La violence des coups redouble et la porte derrière laquelle madame et ses servantes cherchaient quelque sécurité se brise. Elle tend une bourse, huit cents Francs, prenez tout, ne brûlez pas la maison.

Il prend l’argent et la maison brûle, entouré de ses hussards africains(1), qui dansent et qui hurlent.
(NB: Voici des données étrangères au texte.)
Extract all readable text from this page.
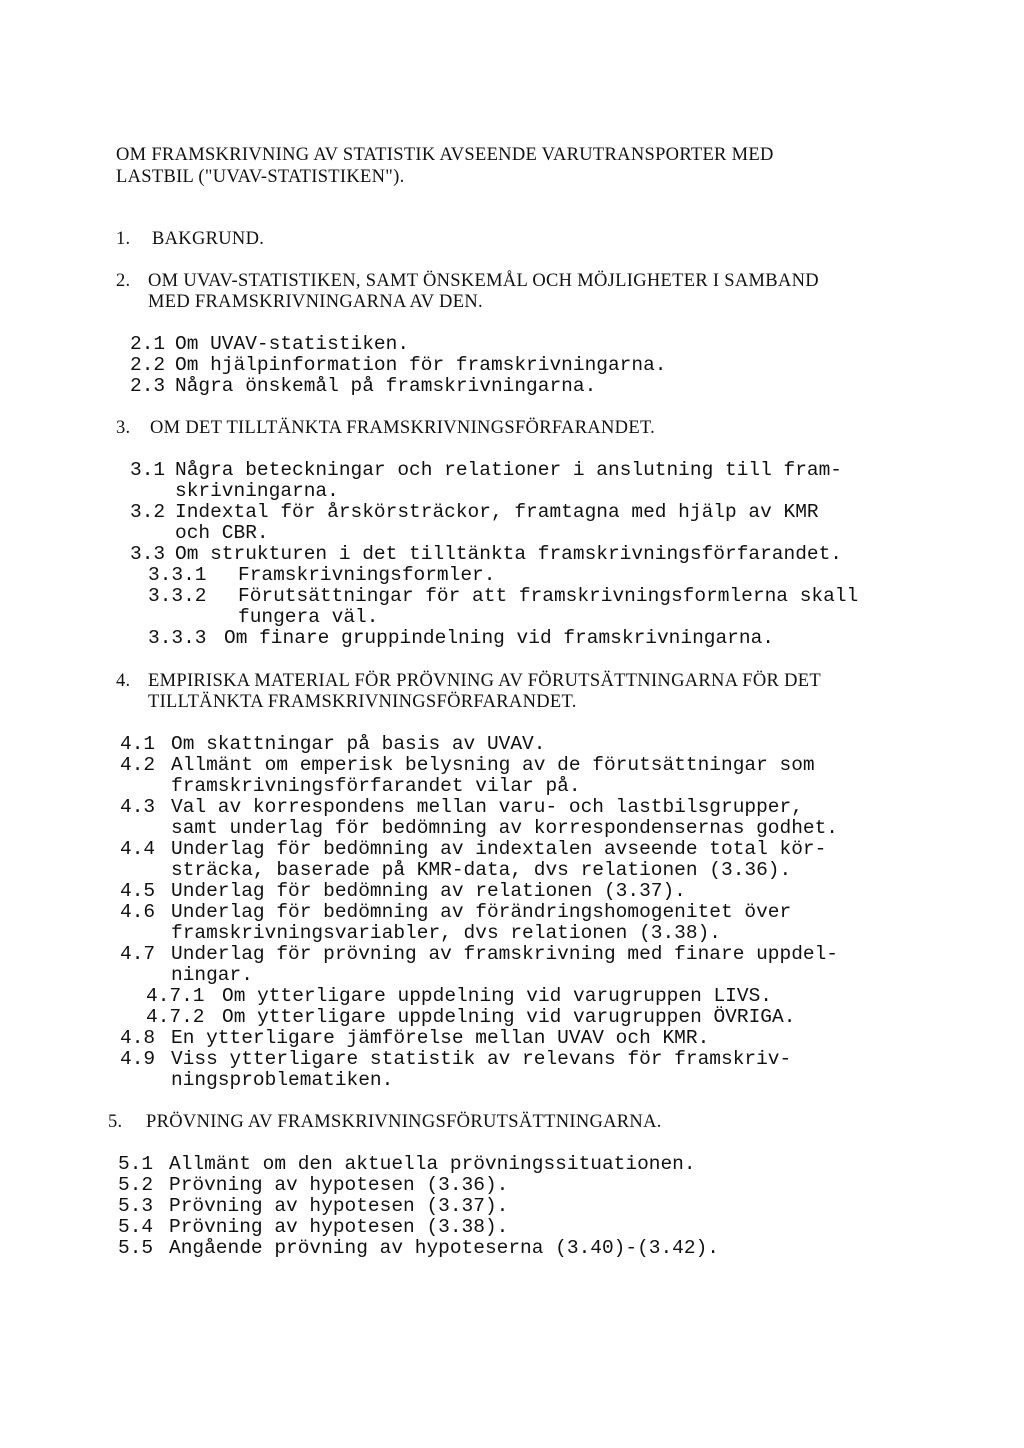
OM FRAMSKRIVNING AV STATISTIK AVSEENDE VARUTRANSPORTER MED
LASTBIL ("UVAV-STATISTIKEN").
1. BAKGRUND.
2. OM UVAV-STATISTIKEN, SAMT ÖNSKEMÅL OCH MÖJLIGHETER I SAMBAND
MED FRAMSKRIVNINGARNA AV DEN.
2.1 Om UVAV-statistiken.
2.2 Om hjälpinformation för framskrivningarna.
2.3 Några önskemål på framskrivningarna.
3. OM DET TILLTÄNKTA FRAMSKRIVNINGSFÖRFARANDET.
3.1 Några beteckningar och relationer i anslutning till fram-
skrivningarna.
3.2 Indextal för årskörsträckor, framtagna med hjälp av KMR
och CBR.
3.3 Om strukturen i det tilltänkta framskrivningsförfarandet.
3.3.1 Framskrivningsformler.
3.3.2 Förutsättningar för att framskrivningsformlerna skall
fungera väl.
3.3.3 Om finare gruppindelning vid framskrivningarna.
4. EMPIRISKA MATERIAL FÖR PRÖVNING AV FÖRUTSÄTTNINGARNA FÖR DET
TILLTÄNKTA FRAMSKRIVNINGSFÖRFARANDET.
4.1 Om skattningar på basis av UVAV.
4.2 Allmänt om emperisk belysning av de förutsättningar som
framskrivningsförfarandet vilar på.
4.3 Val av korrespondens mellan varu- och lastbilsgrupper,
samt underlag för bedömning av korrespondensernas godhet.
4.4 Underlag för bedömning av indextalen avseende total kör-
sträcka, baserade på KMR-data, dvs relationen (3.36).
4.5 Underlag för bedömning av relationen (3.37).
4.6 Underlag för bedömning av förändringshomogenitet över
framskrivningsvariabler, dvs relationen (3.38).
4.7 Underlag för prövning av framskrivning med finare uppdel-
ningar.
4.7.1 Om ytterligare uppdelning vid varugruppen LIVS.
4.7.2 Om ytterligare uppdelning vid varugruppen ÖVRIGA.
4.8 En ytterligare jämförelse mellan UVAV och KMR.
4.9 Viss ytterligare statistik av relevans för framskriv-
ningsproblematiken.
5. PRÖVNING AV FRAMSKRIVNINGSFÖRUTSÄTTNINGARNA.
5.1 Allmänt om den aktuella prövningssituationen.
5.2 Prövning av hypotesen (3.36).
5.3 Prövning av hypotesen (3.37).
5.4 Prövning av hypotesen (3.38).
5.5 Angående prövning av hypoteserna (3.40)-(3.42).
Il traîne la pauvre femme et ses servantes à l’extérieur jusqu’au chariot à foin tiré par des bœufs impassibles. Ils y sont entassés avec d’autres « brigands » terrorisés. Son époux a le visage dans la boue et la neige, la botte d’un grand noir sur la nuque. La terre liquéfiée lui remplit la bouche, puis les poumons. Ils rient de ses spasmes. Encore quelques soubresauts et il ne bouge plus, la femme hurle en serrant ses enfants dans son giron.

C’est l’hallali.

Le pillage continuera toute la nuit, porte par porte, maison par maison, étage par étage. Au nom de la révolution et du peuple, de la liberté et de la république !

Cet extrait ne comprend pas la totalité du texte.